Step 5: Estimate cost and effort

For each finding above low severity, estimate two things: the ongoing cost of not fixing it, and the effort required to fix it.

Ongoing cost can be measured in hours per quarter. How much time does the team spend working around this issue? How many incidents does it cause? How much does it slow down onboarding? These numbers do not need to be precise. A rough estimate is far more useful than no estimate at all.

Effort should be estimated in developer-days or t-shirt sizes (S, M, L, XL). Be honest about uncertainty. A finding that requires refactoring a core module has higher uncertainty than one that requires adding input validation to a single endpoint.

With cost and effort estimates, you can calculate a simple return on investment for each finding: how much time does fixing this save per quarter, relative to the effort of fixing it? This gives you a prioritised list ordered by value, not just severity.


Step 6: Maintain the inventory

A debt inventory is not a one-time artefact. It is a living document. New debt is created with every sprint. Existing debt is paid down (or not) over time. The inventory must be updated regularly or it becomes stale and loses its value as a decision-making tool.

The practical approach is to update the inventory quarterly. Re-run automated analysis. Review resolved and unresolved findings. Add new findings from code reviews and team feedback. Reassess severity for existing items, because the impact of debt changes as the system evolves.
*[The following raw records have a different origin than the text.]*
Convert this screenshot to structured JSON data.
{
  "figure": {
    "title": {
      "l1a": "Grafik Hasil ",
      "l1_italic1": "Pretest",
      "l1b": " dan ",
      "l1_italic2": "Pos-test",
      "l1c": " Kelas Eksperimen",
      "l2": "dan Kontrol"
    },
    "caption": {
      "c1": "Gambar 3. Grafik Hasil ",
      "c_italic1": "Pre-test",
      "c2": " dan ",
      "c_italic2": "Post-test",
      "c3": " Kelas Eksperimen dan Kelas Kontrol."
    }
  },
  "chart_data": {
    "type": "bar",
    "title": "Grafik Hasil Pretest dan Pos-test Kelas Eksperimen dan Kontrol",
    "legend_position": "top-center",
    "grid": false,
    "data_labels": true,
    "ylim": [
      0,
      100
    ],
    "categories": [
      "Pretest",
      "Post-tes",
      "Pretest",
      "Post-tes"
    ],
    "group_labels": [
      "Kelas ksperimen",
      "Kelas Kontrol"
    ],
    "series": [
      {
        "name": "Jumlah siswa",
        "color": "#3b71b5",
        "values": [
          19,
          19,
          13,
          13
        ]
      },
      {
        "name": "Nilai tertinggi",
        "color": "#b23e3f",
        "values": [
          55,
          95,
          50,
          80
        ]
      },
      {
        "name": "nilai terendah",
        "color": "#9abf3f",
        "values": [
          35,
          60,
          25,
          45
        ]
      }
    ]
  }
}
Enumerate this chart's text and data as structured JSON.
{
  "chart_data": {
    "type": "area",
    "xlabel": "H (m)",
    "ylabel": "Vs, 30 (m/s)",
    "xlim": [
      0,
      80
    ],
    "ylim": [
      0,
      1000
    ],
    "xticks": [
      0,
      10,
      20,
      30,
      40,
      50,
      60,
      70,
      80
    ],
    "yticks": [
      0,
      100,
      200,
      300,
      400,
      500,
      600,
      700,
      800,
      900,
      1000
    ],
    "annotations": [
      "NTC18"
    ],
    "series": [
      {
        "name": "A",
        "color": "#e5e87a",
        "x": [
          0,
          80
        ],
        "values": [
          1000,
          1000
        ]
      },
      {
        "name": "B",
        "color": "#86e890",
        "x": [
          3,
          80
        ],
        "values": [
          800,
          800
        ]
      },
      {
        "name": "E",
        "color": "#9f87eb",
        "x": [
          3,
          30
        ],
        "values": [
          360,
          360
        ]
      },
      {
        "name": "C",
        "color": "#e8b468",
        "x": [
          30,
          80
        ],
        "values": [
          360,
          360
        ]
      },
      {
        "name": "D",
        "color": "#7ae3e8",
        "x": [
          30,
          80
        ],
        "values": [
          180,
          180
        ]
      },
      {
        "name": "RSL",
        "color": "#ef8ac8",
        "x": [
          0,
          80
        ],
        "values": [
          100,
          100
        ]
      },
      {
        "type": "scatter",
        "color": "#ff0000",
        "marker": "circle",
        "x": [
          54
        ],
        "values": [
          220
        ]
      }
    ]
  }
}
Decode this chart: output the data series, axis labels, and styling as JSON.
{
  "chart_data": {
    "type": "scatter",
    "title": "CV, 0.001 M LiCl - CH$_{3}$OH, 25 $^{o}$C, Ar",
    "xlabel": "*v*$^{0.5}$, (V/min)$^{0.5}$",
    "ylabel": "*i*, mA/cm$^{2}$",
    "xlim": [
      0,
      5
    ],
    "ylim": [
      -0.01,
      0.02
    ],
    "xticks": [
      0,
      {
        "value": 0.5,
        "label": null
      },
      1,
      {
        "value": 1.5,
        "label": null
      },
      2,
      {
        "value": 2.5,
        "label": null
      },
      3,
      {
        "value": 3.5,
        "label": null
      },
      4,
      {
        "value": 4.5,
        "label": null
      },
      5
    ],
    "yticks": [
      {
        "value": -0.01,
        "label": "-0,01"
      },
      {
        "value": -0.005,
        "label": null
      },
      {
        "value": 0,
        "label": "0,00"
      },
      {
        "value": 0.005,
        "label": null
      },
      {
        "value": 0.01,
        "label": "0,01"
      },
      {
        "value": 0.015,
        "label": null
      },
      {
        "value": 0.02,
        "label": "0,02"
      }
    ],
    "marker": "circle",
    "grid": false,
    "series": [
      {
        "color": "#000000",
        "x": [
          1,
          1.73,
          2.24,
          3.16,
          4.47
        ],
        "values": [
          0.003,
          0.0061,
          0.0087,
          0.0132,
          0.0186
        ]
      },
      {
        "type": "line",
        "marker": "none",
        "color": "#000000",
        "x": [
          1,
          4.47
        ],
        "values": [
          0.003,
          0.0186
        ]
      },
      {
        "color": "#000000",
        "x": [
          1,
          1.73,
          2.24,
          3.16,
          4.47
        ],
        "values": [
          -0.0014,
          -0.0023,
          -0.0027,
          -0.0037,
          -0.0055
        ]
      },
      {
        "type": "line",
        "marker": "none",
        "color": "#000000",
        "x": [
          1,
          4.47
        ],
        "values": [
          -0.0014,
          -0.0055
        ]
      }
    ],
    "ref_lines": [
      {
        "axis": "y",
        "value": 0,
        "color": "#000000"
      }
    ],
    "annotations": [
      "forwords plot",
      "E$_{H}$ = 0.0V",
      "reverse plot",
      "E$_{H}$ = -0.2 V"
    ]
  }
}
Some teams integrate their debt inventory with their existing project management tools, creating tickets for high-severity findings and linking them to the inventory for context. Others maintain a standalone document or spreadsheet. The format matters less than the habit. What matters is that someone owns the inventory and that it is reviewed at a cadence that matches your planning cycles.


What changes when you have an inventory

The moment you have a categorised, severity-assessed technical debt inventory, the conversation about code quality changes fundamentally. You are no longer arguing about whether debt exists or whether it matters. You are looking at a list of specific issues with specific costs and specific fixes.

Sprint planning becomes more informed. When someone proposes a feature that touches a debt-heavy module, the team can see the associated risks and factor in time for remediation. Roadmap discussions become more grounded, because you can quantify the cost of deferring maintenance. Stakeholder conversations become more productive, because you can express technical debt in terms of hours, incidents, and money rather than abstractions.

An inventory does not fix your debt. But it makes the debt visible, and visibility is the precondition for every fix that follows.


Limits and tradeoffs

  • It can miss context. Treat findings as prompts for investigation, not verdicts.
  • False positives happen. Plan a quick triage pass before you schedule work.
  • Privacy depends on your model setup. If you use a cloud model, relevant code is sent to that provider; local models can keep inference on your own hardware.